-
Notifications
You must be signed in to change notification settings - Fork 97
Description
Description
When an HTTP client sends a POST request to Docker Model Runner's OpenAI-compatible API (/engines/v1/chat/completions) using HTTP/2 cleartext (h2c), the vLLM backend returns HTTP 422 Unprocessable Entity because the request body is silently dropped during the protocol translation in DMR's reverse proxy layer.
The same request succeeds with HTTP/1.1. The llama.cpp backend is not affected — it handles HTTP/2 requests correctly.
Environment
- Docker Desktop: 4.41.2 (macOS, Apple Silicon)
- Docker Model Runner: enabled with vLLM backend
- Model:
docker.io/ai/gemma3-vllm:latest - OS: macOS 15.4 (Sequoia)
Steps to Reproduce
1. HTTP/1.1 works (baseline)
curl -s http://localhost:12434/engines/v1/chat/completions \
--http1.1 \
-H "Content-Type: application/json" \
-d '{"model":"ai/gemma3-vllm:latest","messages":[{"role":"user","content":"Say hello"}]}'
# Returns 200 with valid chat completion response2. HTTP/2 cleartext (h2c) fails
// Java HttpClient — defaults to HTTP/2
HttpClient client = HttpClient.newBuilder()
.version(HttpClient.Version.HTTP_2)
.build();
HttpRequest request = HttpRequest.newBuilder()
.uri(URI.create("http://localhost:12434/engines/v1/chat/completions"))
.header("Content-Type", "application/json")
.POST(HttpRequest.BodyPublishers.ofString(
"{\"model\":\"ai/gemma3-vllm:latest\",\"messages\":[{\"role\":\"user\",\"content\":\"Say hello\"}]}"
))
.build();
HttpResponse<String> response = client.send(request, HttpResponse.BodyHandlers.ofString());
// Returns 422: {"object":"error","message":"[{'type':'missing','loc':['body'],'msg':'Field required'...}]"}3. Forcing HTTP/1.1 fixes it
HttpClient client = HttpClient.newBuilder()
.version(HttpClient.Version.HTTP_1_1) // Force HTTP/1.1
.build();
// Same request now returns 2004. llama.cpp backend is NOT affected
// HTTP/2 against llama.cpp model works fine:
// POST to ai/gemma3:4B → 200 OKRoot Cause Analysis
Java's HttpClient (and other HTTP/2-capable clients) attempts an h2c upgrade (HTTP/2 over cleartext) when connecting to http:// endpoints.

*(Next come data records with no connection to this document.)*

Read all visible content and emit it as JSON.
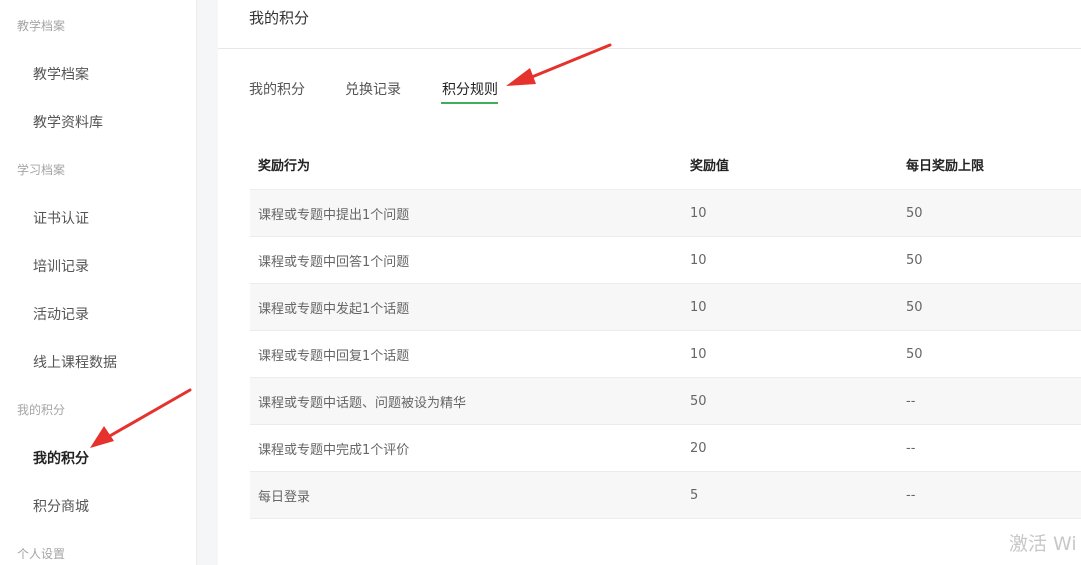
{
  "sidebar": {
    "groups": [
      {
        "label": "教学档案",
        "items": [
          "教学档案",
          "教学资料库"
        ]
      },
      {
        "label": "学习档案",
        "items": [
          "证书认证",
          "培训记录",
          "活动记录",
          "线上课程数据"
        ]
      },
      {
        "label": "我的积分",
        "items": [
          "我的积分",
          "积分商城"
        ]
      },
      {
        "label": "个人设置",
        "items": []
      }
    ],
    "active_item": "我的积分"
  },
  "main": {
    "title": "我的积分",
    "tabs": [
      {
        "label": "我的积分"
      },
      {
        "label": "兑换记录"
      },
      {
        "label": "积分规则"
      }
    ],
    "active_tab": "积分规则"
  },
  "rules_table": {
    "headers": [
      "奖励行为",
      "奖励值",
      "每日奖励上限"
    ],
    "rows": [
      {
        "action": "课程或专题中提出1个问题",
        "value": "10",
        "daily_limit": "50"
      },
      {
        "action": "课程或专题中回答1个问题",
        "value": "10",
        "daily_limit": "50"
      },
      {
        "action": "课程或专题中发起1个话题",
        "value": "10",
        "daily_limit": "50"
      },
      {
        "action": "课程或专题中回复1个话题",
        "value": "10",
        "daily_limit": "50"
      },
      {
        "action": "课程或专题中话题、问题被设为精华",
        "value": "50",
        "daily_limit": "--"
      },
      {
        "action": "课程或专题中完成1个评价",
        "value": "20",
        "daily_limit": "--"
      },
      {
        "action": "每日登录",
        "value": "5",
        "daily_limit": "--"
      }
    ]
  },
  "watermark": {
    "text": "激活 Wi"
  },
  "colors": {
    "accent_green": "#3fae5a",
    "annotation_red": "#e5322d",
    "row_stripe": "#f7f7f7"
  }
}
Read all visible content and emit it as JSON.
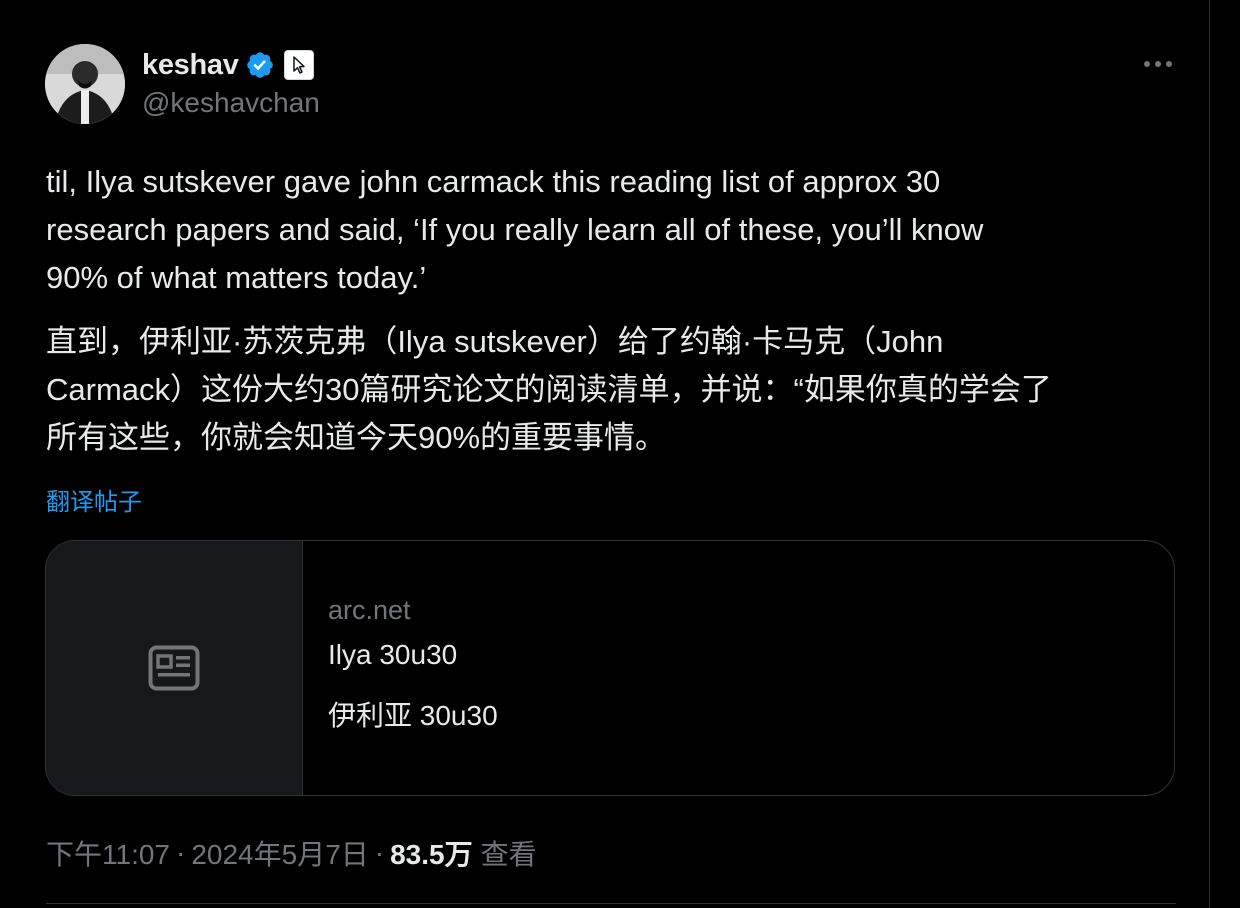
{
  "author": {
    "display_name": "keshav",
    "handle": "@keshavchan"
  },
  "post": {
    "text_en_lines": [
      "til, Ilya sutskever gave john carmack this reading list of approx 30",
      "research papers and said, ‘If you really learn all of these, you’ll know",
      "90% of what matters today.’"
    ],
    "text_zh_lines": [
      "直到，伊利亚·苏茨克弗（Ilya sutskever）给了约翰·卡马克（John",
      "Carmack）这份大约30篇研究论文的阅读清单，并说：“如果你真的学会了",
      "所有这些，你就会知道今天90%的重要事情。"
    ],
    "translate_label": "翻译帖子"
  },
  "link_card": {
    "domain": "arc.net",
    "title": "Ilya 30u30",
    "description": "伊利亚 30u30",
    "thumbnail_icon": "article-icon"
  },
  "meta": {
    "time": "下午11:07",
    "date": "2024年5月7日",
    "separator": "·",
    "views_count": "83.5万",
    "views_label": "查看"
  },
  "colors": {
    "background": "#000000",
    "text": "#e7e9ea",
    "muted": "#71767b",
    "accent": "#1d9bf0",
    "border": "#2f3336"
  }
}
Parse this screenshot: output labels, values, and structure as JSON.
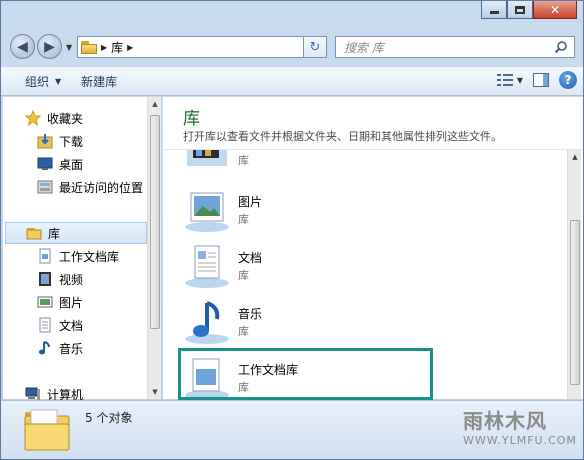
{
  "window": {
    "caption_buttons": [
      "minimize",
      "maximize",
      "close"
    ]
  },
  "address": {
    "location": "库",
    "search_placeholder": "搜索 库"
  },
  "toolbar": {
    "organize_label": "组织",
    "new_library_label": "新建库"
  },
  "sidebar": {
    "favorites": {
      "label": "收藏夹",
      "items": [
        {
          "label": "下载",
          "icon": "downloads-icon"
        },
        {
          "label": "桌面",
          "icon": "desktop-icon"
        },
        {
          "label": "最近访问的位置",
          "icon": "recent-places-icon"
        }
      ]
    },
    "libraries": {
      "label": "库",
      "items": [
        {
          "label": "工作文档库",
          "icon": "document-library-icon"
        },
        {
          "label": "视频",
          "icon": "video-icon"
        },
        {
          "label": "图片",
          "icon": "pictures-icon"
        },
        {
          "label": "文档",
          "icon": "documents-icon"
        },
        {
          "label": "音乐",
          "icon": "music-icon"
        }
      ]
    },
    "computer_label": "计算机"
  },
  "content": {
    "title": "库",
    "subtitle": "打开库以查看文件并根据文件夹、日期和其他属性排列这些文件。",
    "items": [
      {
        "name": "",
        "type": "库",
        "icon": "video-library-icon"
      },
      {
        "name": "图片",
        "type": "库",
        "icon": "pictures-library-icon"
      },
      {
        "name": "文档",
        "type": "库",
        "icon": "documents-library-icon"
      },
      {
        "name": "音乐",
        "type": "库",
        "icon": "music-library-icon"
      },
      {
        "name": "工作文档库",
        "type": "库",
        "icon": "work-library-icon"
      }
    ]
  },
  "status": {
    "count_text": "5 个对象"
  },
  "watermark": {
    "name": "雨林木风",
    "url": "WWW.YLMFU.COM"
  },
  "colors": {
    "title_green": "#1a6c2c",
    "highlight_teal": "#18928a",
    "chrome_blue": "#b9cfe7"
  }
}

Docker Model Runner's reverse proxy accepts the h2c upgrade but appears to drop the POST body when translating the request to the vLLM backend. The vLLM backend then sees an empty body and returns 422 ("Field required").
The llama.cpp backend is unaffected, suggesting the issue is specific to how DMR proxies requests to the vLLM container.
Additional Issue: vLLM ignores stream=true
During testing, I also observed that the vLLM backend ignores "stream": true in the request body. Instead of returning text/event-stream SSE chunks, it returns a single application/json response with object: "chat.completion" (not "chat.completion.chunk"). This forces clients to detect and handle the non-streaming fallback.
Expected Behavior
- HTTP/2 cleartext (h2c) POST requests to DMR should forward the full request body to the vLLM backend, same as HTTP/1.1
"stream": trueshould return SSE chunks (text/event-stream) from the vLLM backend
Impact
Any HTTP client that defaults to HTTP/2 (Java's HttpClient, Go's net/http, many modern HTTP libraries) will fail silently against the vLLM backend. Only clients that explicitly force HTTP/1.1 or don't attempt h2c upgrades (like curl without --http2) will work correctly.